None So Blind

Ian M. Faulkner

None So Blind 

A man stands in a greasy old café; a solitary figure who watches and observes; never seemingly noticed by others but noticing everything. But why does he go there day after day? What is he watching for? And what secret does he have in his bag? Is it a secret that he’s willing to die for?

Here, for your reading pleasure is a short extract from None so Blind….

My customary place in the café. I leaned back, arms folded around my bag, against the shiny old tiled wall that appeared to have grown there, rather than been made; a cool, hard surface that sweated a thin film of stale grease.

I closed my eyes for a second to take in the sounds and smells. Hot, thick odors filled the spacious room – a clink of crockery and the scrape of chairs against worn lino floors; a rustle of fresh, crisp newspapers. A muffled fugue of chattering voices that was so familiar, yet oddly disquieting to me.

I opened my eyes and randomly picked out my first. A couple settling down at a nearby empty table, the man was carrying a breakfast-laden tray.

A casual observer would have seen a round-shouldered, middle-aged man out having breakfast with a woman who was probably his wife. But my eyes are better than that.  And for some obscure reason, I know that they have to be. This is my gift and also my addiction. I read people. People are an open book. Their circumstances, habits, even their very lives are laid out for me to peruse; an analytic voyeurism; an innocent penchant that I indulge myself in. There is little harm in it. People rarely even notice my curious attention is focused upon them. I looked at the man again; really looked this time. All I could see from my vantage point was his shirt-covered back. But that was enough to begin with. His hair, I perceived, was darker by a few shades than it should be, with no silvering at all. 

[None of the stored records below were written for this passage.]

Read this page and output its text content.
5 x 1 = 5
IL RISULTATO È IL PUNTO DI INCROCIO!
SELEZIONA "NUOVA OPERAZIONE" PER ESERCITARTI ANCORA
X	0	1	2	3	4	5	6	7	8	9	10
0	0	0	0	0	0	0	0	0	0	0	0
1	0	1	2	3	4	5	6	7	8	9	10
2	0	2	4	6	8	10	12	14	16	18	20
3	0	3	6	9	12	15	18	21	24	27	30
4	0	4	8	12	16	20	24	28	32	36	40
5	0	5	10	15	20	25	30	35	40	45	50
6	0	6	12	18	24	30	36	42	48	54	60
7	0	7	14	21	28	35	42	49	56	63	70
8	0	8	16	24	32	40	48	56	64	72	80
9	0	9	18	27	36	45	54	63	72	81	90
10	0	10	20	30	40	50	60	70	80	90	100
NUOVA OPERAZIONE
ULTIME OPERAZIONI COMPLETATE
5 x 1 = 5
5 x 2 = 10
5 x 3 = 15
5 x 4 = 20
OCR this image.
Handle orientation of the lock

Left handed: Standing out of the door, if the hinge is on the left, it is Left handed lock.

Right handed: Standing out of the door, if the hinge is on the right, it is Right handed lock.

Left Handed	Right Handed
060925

Was he wearing a toupee, possibly?  No, too imperfect for that, too irregular. Flecks of dandruff evident in its mass, dotted here and there. There was also grey stubble on his neck. The hair was real, but he obviously tinted it.  Why was that, I wondered, maybe vanity, Perhaps? I reserved my judgment, looking for more clues.

He turned his head, giving me his profile for a moment, and then turned again to give me a full view of his face. He was wearing safety spectacles; the kind of glasses that machinists wear, with plastic guards attached to their sides. But this was late morning. He wasn’t hard at work, bent over a lathe in a dusty, smoke and noise filled factory. He was in the café, eating a late breakfast.  So was it a day off possibly, or an appointment of some kind? Going in on a later shift, perhaps? One might think so, until you noticed the eyes behind the glass lenses. They were dispirited, dull, and lifeless.  This man wasn’t working any more. But wearing the glasses gave the outside world the illusion that he was. Work was something that had justified his existence. In his view, it was having a job that made him important to himself and others. It gave him a reason for being.  I could see it. I could imagine how it went for him. The endless, hopeless job interviews where he sat darkly in bright rooms with young, shining, eager men that had the education that he didn’t and couldn’t have; Those needed new skills that he could not now learn or possess.   His years of experience counted for nothing in this changing, computer-run world that had left him floundering behind.   The dyed hair wasn’t about vanity; it was about diminished pride and a futile reaching out for the unreachable. I knew exactly what this man wanted. He wanted to claw back what time had taken from him; he wanted youth and strength again. In his mind, he desperately yearned to be thirty once more and be given a chance to compete and have opportunities that could never now be his. One cannot beckon the past any more than you can summon the future.